Everything. There's a part of me in everything. 'Car 54's' Schnauzer is a part of me. I can't do you. It's a composite, a collage of my whole life. It's Al Lewis. I always say, 'You hire Al Lewis, you get the whole Al Lewis.' He's loud, he's opinionated, he smokes terrible cigars, that's it. I can't be and I'm not going to attempt to be what someone thinks I should be. That's the road to hell. Like they used to say uptown, 'Don't sing that song, I don't know the lyrics.'

Q: What's your secret for success, for a long, healthy, happy life?

My secret for success? I don't know what the hell success means. (Laughs) I'll tell you what my secret is. It took me a long time to find this out. Find something that you absolutely love to do. Not you like it, or it's pleasant, something that you absolutely love to do. And along the way, if you're lucky, get to love the way you do it. Then you're home free.

And you're looking at a man right now. I got a spine made out of stainless steel. Nothing shrinks it, nothing, nothing. Because I know who I am. I don't have to brag. I know what I contributed. I know what I did. You think you can do it better? Hey, go right ahead. The stage is yours. But find something that you absolutely love doing. And then get to love the way you do it. That's the uniqueness of all of us. That's it. Albert Einstein, one of my favorites, said: 'Imagination is more important than knowledge.' And if that cat say it, it's good enough for me.

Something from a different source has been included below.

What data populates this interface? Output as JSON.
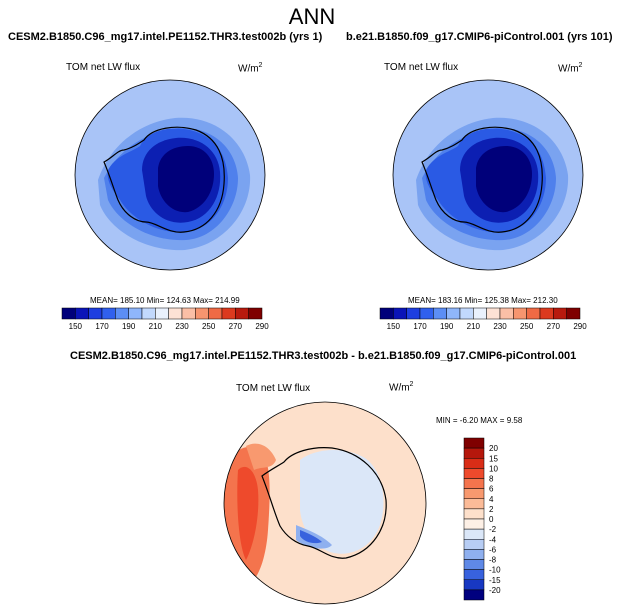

I learned this from my mother: you have to know what you're worth. I don't work cheap. Everybody has a worth. I don't ask for what a piece of shit like Tom Cruise gets. A piece of shit who can't act his way in or out of a paper bag. Somebody wants to pay him that, it's no skin off my fuckin' ass. But what I'm saying is, know what you're worth. Know what you contribute. If you don't know that, you're in fuckin' trouble, man. And the one thing I learned from my mother is: never sell yourself short. My mother used to say, in broken English: 'This is a big world. When you go out, there's millions of people ready to kick you in the ass. Don't bend down to accommodate them.' That's peasant humor. Even biggies in Hollywood don't understand that. They'll bend down to take the kick, but they'll get two million for the picture. Not Al Lewis, not my mother's favorite son. No, no, no.